PORTLAND – Despite a holiday break in the hearing on Shawn Scott’s application for a Maine racetrack license, this has been a busy week for the Las Vegas casino developer.
Scott has filed a lawsuit in New Mexico, prepared for a new racino referendum in Idaho, and appealed the New York Racing and Wagering Board’s denial of his license to operate a racetrack in that state.
The Maine Harness Racing Commission resumes hearings Jan. 9 on Scott’s application for a license that would allow him to operate a racetrack with slot machines at Bass Park in Bangor.
The commission, which held four days of hearings last week, must determine whether Scott is financially responsible and of good moral character before granting the license.
Scott completed the purchase of Bangor Historic Track, which operates the raceway, last week. He and his company, Capital Seven LLC, launched and paid for the successful $1.5 million state referendum campaign to approve slot machines at Scarborough Downs and the Bangor track.
Since then he has been battling Scarborough Downs, which is looking for a community within five miles of its track to agree, by year’s end, to host a new track.
Scott has filed a lawsuit against Scarborough Downs, claiming it reneged on an agreement to work with him on a racino in southern Maine.
Scarborough Downs has since joined with Penn National Gaming and is working to convince voters in Saco and Westbrook to approve slot machines in elections Tuesday.
In New Mexico, Scott has filed a lawsuit to block the New Mexico Racing Commission from granting a license to one of his three competitors to develop and operate a horse racing track in Hobbs, N.M.
In New York, Scott and a business associate, Hoolae Paoa, have both appealed the state racing and wagering board’s denial of their applications for track management licenses to operate the Vernon Downs racetrack. Scott owns a controlling interest in Mid-State Raceway, the parent company for Vernon Downs.
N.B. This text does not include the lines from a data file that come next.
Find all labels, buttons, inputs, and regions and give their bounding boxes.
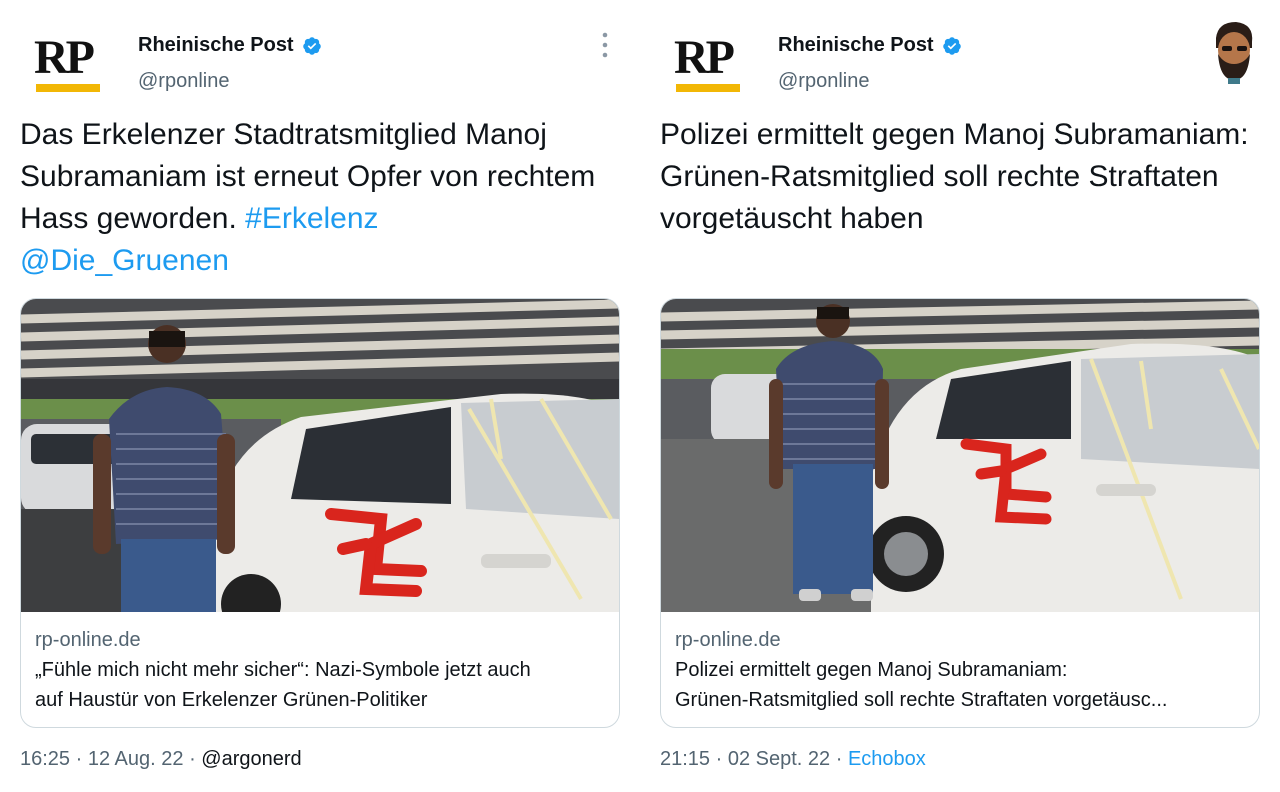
author-handle[interactable]: @rponline bbox=[138, 70, 229, 93]
tweet-time[interactable]: 21:15 bbox=[660, 748, 710, 770]
author-handle[interactable]: @rponline bbox=[778, 70, 869, 93]
meta-separator: · bbox=[189, 748, 202, 770]
card-domain: rp-online.de bbox=[675, 629, 781, 651]
meta-separator: · bbox=[75, 748, 88, 770]
tweet-time[interactable]: 16:25 bbox=[20, 748, 70, 770]
logo-text: RP bbox=[34, 31, 95, 84]
card-image bbox=[21, 299, 619, 612]
rheinische-post-logo[interactable]: RP bbox=[674, 30, 744, 96]
author-name[interactable]: Rheinische Post bbox=[778, 34, 934, 57]
card-title: „Fühle mich nicht mehr sicher“: Nazi-Sym… bbox=[35, 655, 605, 715]
author-row: Rheinische Post bbox=[138, 34, 322, 57]
card-domain: rp-online.de bbox=[35, 629, 141, 651]
tweet-meta: 21:15 · 02 Sept. 22 · Echobox bbox=[660, 748, 926, 771]
hashtag-link[interactable]: #Erkelenz bbox=[245, 202, 378, 235]
logo-bar bbox=[676, 84, 740, 92]
card-title-line-1: Polizei ermittelt gegen Manoj Subramania… bbox=[675, 659, 1068, 681]
tweet-date[interactable]: 12 Aug. 22 bbox=[88, 748, 184, 770]
meta-separator: · bbox=[715, 748, 728, 770]
author-row: Rheinische Post bbox=[778, 34, 962, 57]
card-image bbox=[661, 299, 1259, 612]
tweet-date[interactable]: 02 Sept. 22 bbox=[728, 748, 830, 770]
tweet-body: Polizei ermittelt gegen Manoj Subramania… bbox=[660, 118, 1249, 235]
card-title-line-2: auf Haustür von Erkelenzer Grünen-Politi… bbox=[35, 689, 428, 711]
author-name[interactable]: Rheinische Post bbox=[138, 34, 294, 57]
logo-text: RP bbox=[674, 31, 735, 84]
tweet-text: Polizei ermittelt gegen Manoj Subramania… bbox=[660, 114, 1260, 240]
card-title-line-1: „Fühle mich nicht mehr sicher“: Nazi-Sym… bbox=[35, 659, 531, 681]
more-options-icon[interactable] bbox=[602, 32, 608, 58]
mention-link[interactable]: @Die_Gruenen bbox=[20, 244, 229, 277]
rheinische-post-logo[interactable]: RP bbox=[34, 30, 104, 96]
watermark: @argonerd bbox=[201, 748, 302, 770]
verified-badge-icon bbox=[302, 36, 321, 55]
card-title: Polizei ermittelt gegen Manoj Subramania… bbox=[675, 655, 1245, 715]
verified-badge-icon bbox=[942, 36, 961, 55]
avatar-illustration bbox=[1208, 18, 1260, 84]
link-card[interactable]: rp-online.de „Fühle mich nicht mehr sich… bbox=[20, 298, 620, 728]
link-card[interactable]: rp-online.de Polizei ermittelt gegen Man… bbox=[660, 298, 1260, 728]
tweet-right: RP Rheinische Post @rponline Polizei erm… bbox=[660, 0, 1260, 792]
card-title-line-2: Grünen-Ratsmitglied soll rechte Straftat… bbox=[675, 689, 1168, 711]
tweet-left: RP Rheinische Post @rponline Das Erkelen… bbox=[20, 0, 620, 792]
logo-bar bbox=[36, 84, 100, 92]
tweet-text: Das Erkelenzer Stadtratsmitglied Manoj S… bbox=[20, 114, 620, 282]
tweet-meta: 16:25 · 12 Aug. 22 · @argonerd bbox=[20, 748, 302, 771]
meta-separator: · bbox=[835, 748, 848, 770]
tweet-source-link[interactable]: Echobox bbox=[848, 748, 926, 770]
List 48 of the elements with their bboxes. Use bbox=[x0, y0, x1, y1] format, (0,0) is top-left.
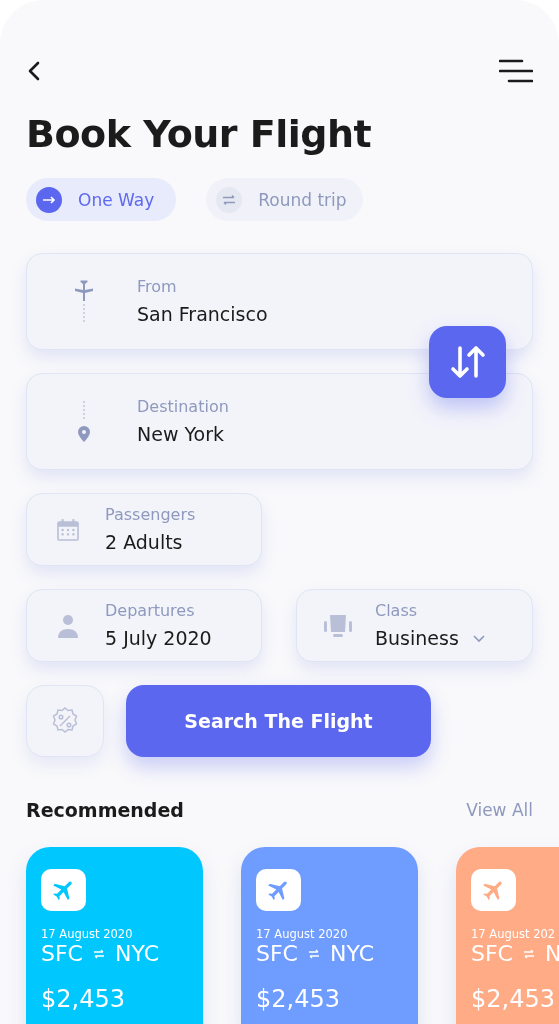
field-label: From bbox=[137, 276, 178, 297]
field-value: Business bbox=[375, 625, 459, 651]
field-value: 2 Adults bbox=[105, 529, 184, 555]
origin-code: SFC bbox=[41, 941, 83, 967]
view-all-link[interactable]: View All bbox=[466, 800, 533, 820]
trip-type-tab[interactable]: Round trip bbox=[206, 178, 363, 221]
search-button[interactable]: Search The Flight bbox=[126, 685, 431, 757]
calendar-icon bbox=[55, 516, 81, 543]
swap-arrows-icon bbox=[93, 949, 105, 959]
detail-field[interactable]: Passengers 2 Adults bbox=[26, 493, 262, 566]
origin-code: SFC bbox=[471, 941, 513, 967]
swap-arrows-icon bbox=[449, 345, 486, 379]
trip-type-tab[interactable]: One Way bbox=[26, 178, 177, 221]
flight-card[interactable]: 17 August 2020 SFC NYC $2,453 bbox=[241, 847, 418, 1024]
field-label: Departures bbox=[105, 600, 196, 621]
seat-icon bbox=[322, 612, 354, 639]
section-title: Recommended bbox=[26, 799, 184, 821]
destination-code: NYC bbox=[115, 941, 160, 967]
flight-price: $2,453 bbox=[471, 985, 556, 1013]
flight-date: 17 August 202 bbox=[471, 927, 557, 941]
swap-arrows-icon bbox=[523, 949, 535, 959]
location-field[interactable]: Destination New York bbox=[26, 373, 533, 470]
field-value: San Francisco bbox=[137, 301, 268, 327]
flight-date: 17 August 2020 bbox=[256, 927, 349, 941]
field-value: 5 July 2020 bbox=[105, 625, 212, 651]
plane-icon bbox=[256, 869, 301, 911]
field-label: Destination bbox=[137, 396, 229, 417]
field-label: Class bbox=[375, 600, 419, 621]
swap-arrows-icon bbox=[308, 949, 320, 959]
destination-code: N bbox=[545, 941, 559, 967]
plane-icon bbox=[41, 869, 86, 911]
swap-button[interactable] bbox=[429, 326, 506, 398]
swap-arrows-icon bbox=[216, 186, 243, 213]
plane-route-icon bbox=[73, 279, 95, 324]
flight-date: 17 August 2020 bbox=[41, 927, 134, 941]
page-title: Book Your Flight bbox=[26, 112, 373, 156]
flight-price: $2,453 bbox=[41, 985, 126, 1013]
origin-code: SFC bbox=[256, 941, 298, 967]
field-value: New York bbox=[137, 421, 225, 447]
detail-field[interactable]: Departures 5 July 2020 bbox=[26, 589, 262, 662]
plane-icon bbox=[471, 869, 516, 911]
field-label: Passengers bbox=[105, 504, 196, 525]
arrow-right-icon bbox=[36, 186, 62, 213]
location-field[interactable]: From San Francisco bbox=[26, 253, 533, 350]
detail-field[interactable]: Class Business bbox=[296, 589, 533, 662]
person-icon bbox=[56, 612, 80, 639]
destination-code: NYC bbox=[330, 941, 375, 967]
flight-price: $2,453 bbox=[256, 985, 341, 1013]
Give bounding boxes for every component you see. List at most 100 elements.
The board determined Scott had made a false statement on his application, and cited his character as a reason for the denial. The board also denied Paoa’s license on character grounds.
In Idaho, Scott has taken preliminary steps to launch a citizen’s initiative to allow slot machines at racetracks.
In addition to the Maine referendum, Scott organized another successful voter initiative in a Louisiana county, where he gained approval to add slot machines at the Delta Downs track.